E, proprio attraverso il visivo, la pornografia ci rivela “la verità” sui corpi, soprattutto femminili, e, più in generale, sulla sessualità. Una conoscenza altrimenti nascosta o, addirittura, ignota ai più. Sulla base di questa “missione istituzionale”, ha riassunto l’autore, la pornografia può quindi essere considerata come una sorta di percorso verso la “verità”. In quest’ottica, si iscriverebbe l’assenza deliberata di trame e di narrazioni articolate, come invece ancora accade nel Softcore. La pornografia, all’opposto, è fissata con il reale e, perciò, asseconda l’imperativo dell’oggettività assoluta: la pura, nuda e cruda fisicità (anche tecnica) dei corpi e della sessualità al grado zero.

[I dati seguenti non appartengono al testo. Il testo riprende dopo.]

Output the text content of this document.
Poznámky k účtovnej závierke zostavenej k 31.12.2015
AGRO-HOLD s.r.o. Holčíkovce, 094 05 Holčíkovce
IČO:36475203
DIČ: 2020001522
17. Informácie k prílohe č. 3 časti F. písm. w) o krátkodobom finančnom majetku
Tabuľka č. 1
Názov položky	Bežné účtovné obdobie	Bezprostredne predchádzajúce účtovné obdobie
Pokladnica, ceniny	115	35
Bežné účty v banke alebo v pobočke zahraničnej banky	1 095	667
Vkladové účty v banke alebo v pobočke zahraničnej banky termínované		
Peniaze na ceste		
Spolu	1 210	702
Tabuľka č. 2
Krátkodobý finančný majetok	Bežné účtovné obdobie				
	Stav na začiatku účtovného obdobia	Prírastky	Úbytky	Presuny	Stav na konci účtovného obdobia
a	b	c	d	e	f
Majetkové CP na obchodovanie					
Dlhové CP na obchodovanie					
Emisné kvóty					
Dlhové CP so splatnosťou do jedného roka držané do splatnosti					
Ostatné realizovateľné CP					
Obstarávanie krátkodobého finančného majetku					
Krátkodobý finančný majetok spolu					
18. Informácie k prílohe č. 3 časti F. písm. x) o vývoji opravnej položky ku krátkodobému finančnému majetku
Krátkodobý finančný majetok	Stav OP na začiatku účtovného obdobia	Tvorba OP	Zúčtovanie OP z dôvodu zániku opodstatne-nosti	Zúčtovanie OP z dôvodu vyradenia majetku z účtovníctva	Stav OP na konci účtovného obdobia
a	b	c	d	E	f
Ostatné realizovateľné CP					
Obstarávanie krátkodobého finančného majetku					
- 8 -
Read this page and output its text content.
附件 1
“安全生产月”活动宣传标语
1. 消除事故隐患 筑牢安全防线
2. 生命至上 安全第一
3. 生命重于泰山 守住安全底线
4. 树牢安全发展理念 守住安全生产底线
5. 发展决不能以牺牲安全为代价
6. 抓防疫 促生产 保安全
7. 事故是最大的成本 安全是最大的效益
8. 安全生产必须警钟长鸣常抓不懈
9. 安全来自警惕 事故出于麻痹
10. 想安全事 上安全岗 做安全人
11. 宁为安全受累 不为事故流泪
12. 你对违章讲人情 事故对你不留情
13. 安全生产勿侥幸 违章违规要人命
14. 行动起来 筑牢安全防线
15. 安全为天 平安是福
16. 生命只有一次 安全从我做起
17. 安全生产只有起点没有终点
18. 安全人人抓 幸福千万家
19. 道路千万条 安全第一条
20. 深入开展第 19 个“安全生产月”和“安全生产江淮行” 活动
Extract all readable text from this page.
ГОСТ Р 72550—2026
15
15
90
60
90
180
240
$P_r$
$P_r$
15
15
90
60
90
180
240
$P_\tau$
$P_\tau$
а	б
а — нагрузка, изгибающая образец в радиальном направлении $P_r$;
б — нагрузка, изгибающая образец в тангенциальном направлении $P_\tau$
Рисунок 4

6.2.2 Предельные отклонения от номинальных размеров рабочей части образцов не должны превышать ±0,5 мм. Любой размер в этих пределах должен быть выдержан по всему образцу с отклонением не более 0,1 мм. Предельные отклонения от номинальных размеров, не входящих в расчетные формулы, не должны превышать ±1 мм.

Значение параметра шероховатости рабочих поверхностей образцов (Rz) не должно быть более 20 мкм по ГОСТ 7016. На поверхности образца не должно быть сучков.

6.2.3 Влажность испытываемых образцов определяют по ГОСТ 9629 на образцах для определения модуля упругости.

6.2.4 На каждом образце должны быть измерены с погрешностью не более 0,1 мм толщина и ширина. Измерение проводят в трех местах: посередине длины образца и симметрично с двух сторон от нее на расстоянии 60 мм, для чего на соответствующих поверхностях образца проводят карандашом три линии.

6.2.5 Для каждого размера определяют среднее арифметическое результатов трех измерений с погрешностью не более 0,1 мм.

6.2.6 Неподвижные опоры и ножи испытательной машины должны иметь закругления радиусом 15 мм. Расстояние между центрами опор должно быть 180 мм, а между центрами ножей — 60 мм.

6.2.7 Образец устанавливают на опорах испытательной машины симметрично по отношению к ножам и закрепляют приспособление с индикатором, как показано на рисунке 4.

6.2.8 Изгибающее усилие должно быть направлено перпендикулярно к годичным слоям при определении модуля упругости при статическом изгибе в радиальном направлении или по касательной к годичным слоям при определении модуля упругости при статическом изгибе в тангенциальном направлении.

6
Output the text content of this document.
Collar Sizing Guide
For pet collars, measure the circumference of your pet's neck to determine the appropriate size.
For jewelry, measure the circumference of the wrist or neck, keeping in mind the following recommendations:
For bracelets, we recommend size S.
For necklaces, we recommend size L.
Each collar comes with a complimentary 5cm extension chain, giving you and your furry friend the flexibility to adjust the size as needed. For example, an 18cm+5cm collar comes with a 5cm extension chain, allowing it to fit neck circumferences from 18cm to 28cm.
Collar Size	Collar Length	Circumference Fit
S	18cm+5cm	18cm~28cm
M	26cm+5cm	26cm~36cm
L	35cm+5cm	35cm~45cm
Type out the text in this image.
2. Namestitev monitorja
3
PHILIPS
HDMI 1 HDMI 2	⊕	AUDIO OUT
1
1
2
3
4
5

Così come, per altri versi, questo imperativo della “naturalità” impone tuttora – almeno nel mainstream porn – l’assenza obbligata di DPI, quali il profilattico (la sua presenza su un set porno sarebbe assolutamente inimmaginabile). La nuda e spietata verità, dunque, senza orpelli, senza “filtri” e senza finzioni. In un’apparente assenza di elementi estetici (comunque posti eventualmente sullo sfondo), per lasciare il campo libero al solo brutale piacere, al desiderio biologico di un godimento allo stato puro, universale, naturale.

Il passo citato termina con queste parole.